App developers and security researchers Tommy Mysk and Talal Haj Bakry from the software company Mysk recently found that iOS sends “every tap you make” to Apple from inside one of the company’s own apps. According to the developers, attempts to turn this data collection off, such as selecting the Settings option “disable the sharing of Device Analytics altogether” did not affect the data from being sent.
https://mashable.com/article/apple-data-privacy-collection-lawsuit
From 2026: Apple plans to change its Hide My Email privacy feature that could make it less effective
Apple said in a note to developers on Monday that in the coming weeks the company will move its anonymously generated email addresses to @private.icloud.com, effectively making it easier for apps and websites to know that an email address is private and block users from signing up.
Existing addresses will continue to function and forward mail without interruption, Apple said in the note to developers. The company added that app and email providers would have to update their filtering to ensure that emails to customers who rely on the feature continue to go through.
Several Apple users on Reddit criticized the change to the email domain, saying it would make it more difficult to use the service.
From 2026: Siri AI may be privacy-first, but the new ‘personal-context understanding’ features really creep me out
Here’s the thing. it doesn’t actually matter how secure Apple makes its AI, I’m still not too keen on it being able to dive into the depths of my phone to score for data.
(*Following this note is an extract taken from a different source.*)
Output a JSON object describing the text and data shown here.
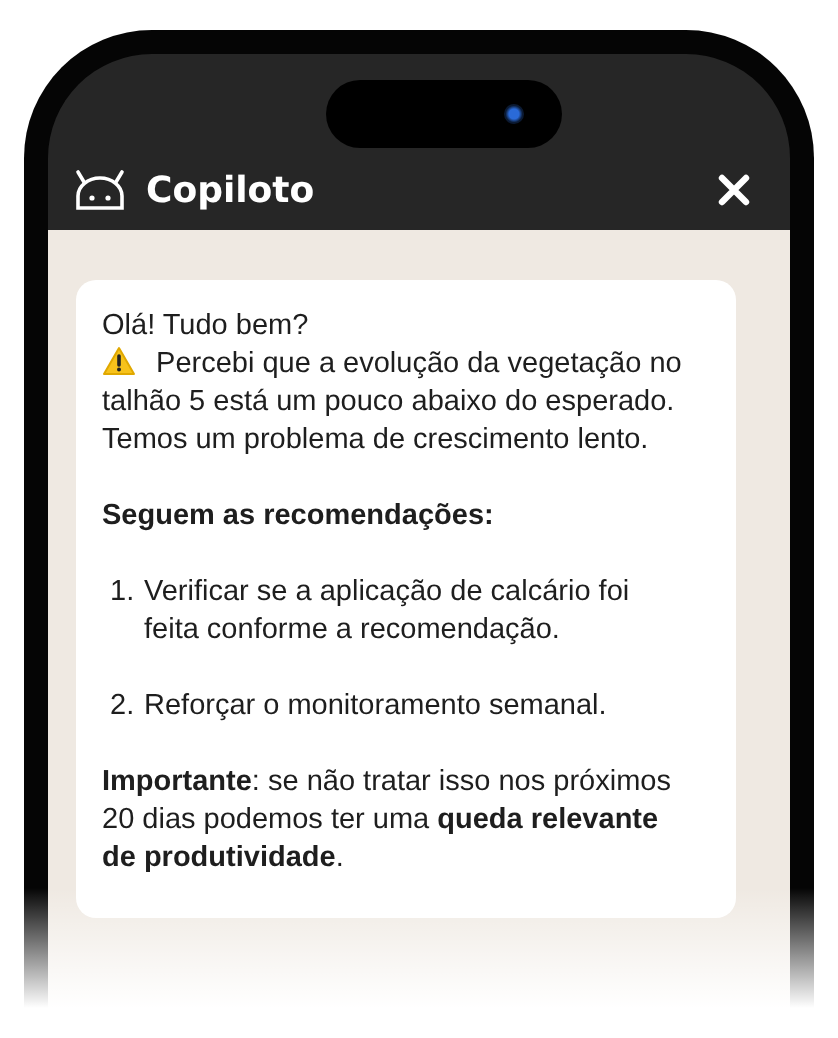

It doesn’t matter if the goal of that is to hand over some random piece of potentially-helpful information when it thinks I might need it.
https://tech.yahoo.com/ai/apple-intelligence/articles/siri-ai-may-privacy-first-051500606.html
I don’t trust Apple, but I also don’t blanket distrust them. Of those three articles you posted, the only one that gives me pause is the one from 2022 where Apple was sending App Store navigation data back home. I have NEVER trusted the App Store. It has been intentionally hard to use, using dark patterns, and tracking usage ever since iPhone OS 2. Unfortunately for the researchers, it has also been very clear about this; it’s essentially a website that can only be accessed with their custom client.
Up until recently, I’ve mostly trusted Apple because their business goals align with my personal goals; breaking that trust would only harm them without providing any benefit. Recently however, the services arm of the company has gone more aggressively into advertising; I don’t trust ANYTHING from Apple that’s linked to advertising, which now includes not only the App Store, iCloud, Books, News, Stocks, Fitness, Podcasts, Apple Music and Apple TV, but also Apple Maps.